Media ogólnopolskie (Polsat) zauważyły, że nie wszystko się dzieje w tym czasie w gh. Jeszcze do nie dawna co Święta szły materiały z pękających w szwach centrów handlowych, gdzie faktycznie wtedy dzieje się najwięcej. W promocji retailu celowała TVN. Relacje i programy na żywo ze Złotych Tarasów to gorzko kwaśne czasy zapyziałości połączonej z nowoczesnością. Nie można wykluczyć, że jeszcze z głównego wydania jakiejś telewizji “informacyjnej” usłyszymy i zobaczymy bijących się o koszyki ludzi. Wyrywających z rąk darmowe parasolki, czy promocyjne kebaby.
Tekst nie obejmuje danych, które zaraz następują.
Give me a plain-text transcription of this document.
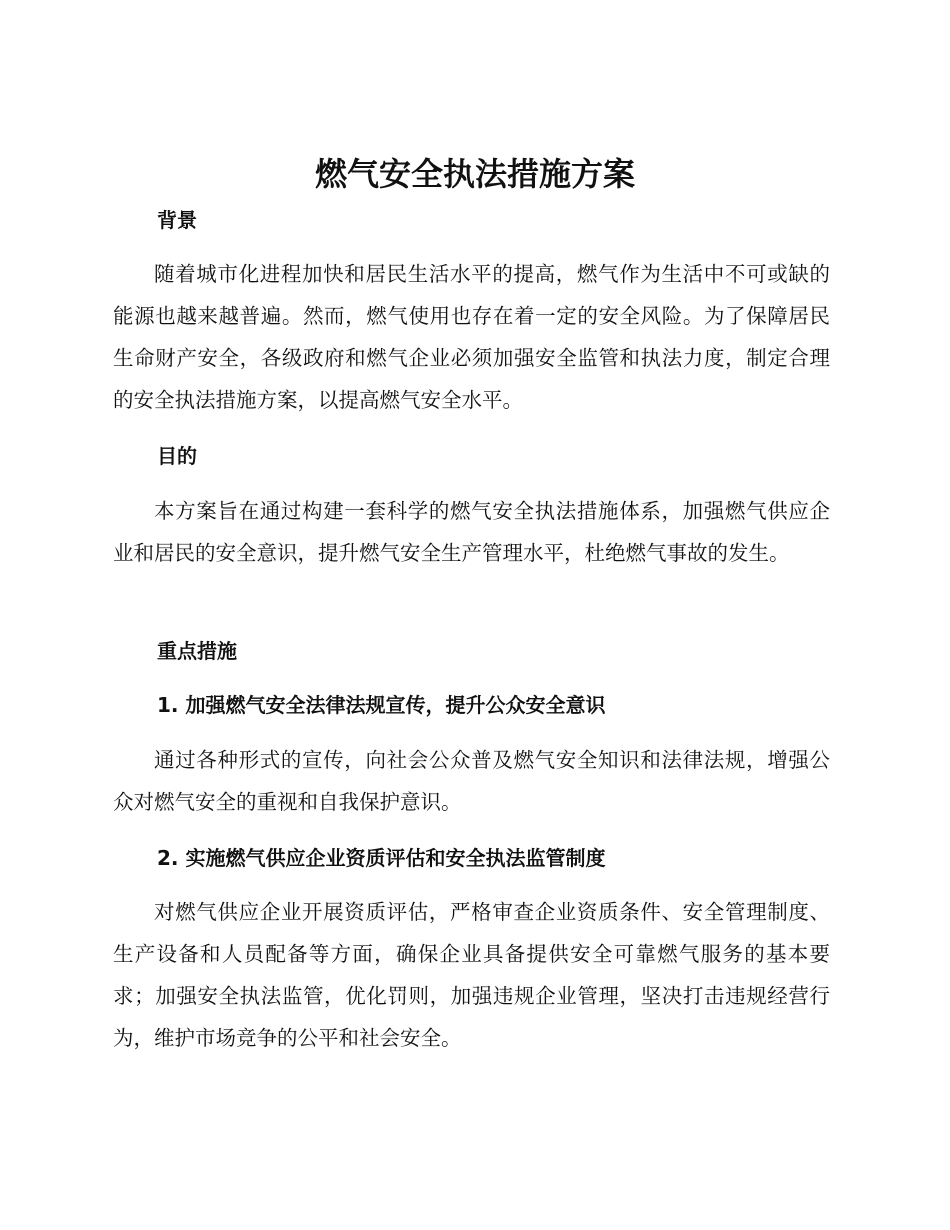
燃气安全执法措施方案
背景

随着城市化进程加快和居民生活水平的提高，燃气作为生活中不可或缺的能源也越来越普遍。然而，燃气使用也存在着一定的安全风险。为了保障居民生命财产安全，各级政府和燃气企业必须加强安全监管和执法力度，制定合理的安全执法措施方案，以提高燃气安全水平。

目的

本方案旨在通过构建一套科学的燃气安全执法措施体系，加强燃气供应企业和居民的安全意识，提升燃气安全生产管理水平，杜绝燃气事故的发生。

重点措施
1. 加强燃气安全法律法规宣传，提升公众安全意识

通过各种形式的宣传，向社会公众普及燃气安全知识和法律法规，增强公众对燃气安全的重视和自我保护意识。

2. 实施燃气供应企业资质评估和安全执法监管制度

对燃气供应企业开展资质评估，严格审查企业资质条件、安全管理制度、生产设备和人员配备等方面，确保企业具备提供安全可靠燃气服务的基本要求；加强安全执法监管，优化罚则，加强违规企业管理，坚决打击违规经营行为，维护市场竞争的公平和社会安全。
Rzeczywistość się jednak zmienia i kiermasze przeżywają drugą młodość. I jest to zauważone.
I powstaje pytanie na czym można zarobić w Krakowie? Bigos, łazanki, golonki, kiełbaski na gorąco, wielkie bochny chleba, który pachnie jak chleb i nie jest pryskany chlebowymi dezodorantami. Dalej smalce, pieczone ziemniaki, pieczarki, szaszłyki. I full ludzi pomimo nie ciekawej pogody.
Hitem Krakowa są takie beczki.
Oblegane przez turystów przypominają lata 80. Kolejki jak wtedy. Idą grzańce jak woda. I tych beczek w mieście jest kilka. Strzał w przysłowiową dziesiątkę. Hitem są też czekoladowe narzędzia. Te można spotkać np. w gh Sadyba w Warszawie.
Zwracam uwagę na wielkość tej “wyspy”. Minimalistyczna. Skromna w wykonaniu i przyglądając się bliżej-własnej roboty. To redukuje koszty.
Czekoladowe podkowy na szczęście za 20 złotych mogą być oryginalnym prezentem.
-Wiem jak traktują ludzi. Kiedy wyrzucają najemcę to wie pan co mówią?-mówi menagerka czekoladowych narzędzi.
-Nie.
-A czy my braliśmy z nimi ślub?Co nas to obchodzi?Znam to. Dużo słyszałam. (rozmawialiśmy rok temu).
Przyglądam się tym narzędziom.
-Kto to robi?
-Mamy dwóch informatyków, programistów. Porzucili pracę w korpo. Projektują wzory. Można sobie swój wzór też zamówić. Oni potrafią wiele, a my się powoli rozwiajmy.
Firma jest też w Krakowie. Na kiermaszu.
Można tam też zamówić prawdziwą podkowę z własnym imieniem. Kowale mają pełne ręce roboty. Najwięcej jednak zamieszania robi samozwańczy Mikołaj.
Gość kasuje za zdjęcie parę złotych i pilnuje krakowskiej choinki. To nie jest tak, że wszystko się dzieje w systemie retail. Choć ten nie powiedział ostatniego słowa. Gemini Holdings wreszcie uzbierał umowy i zamierza postawić 3 gh-tym razem w Tychach. Ale o tym-przy innej okazji.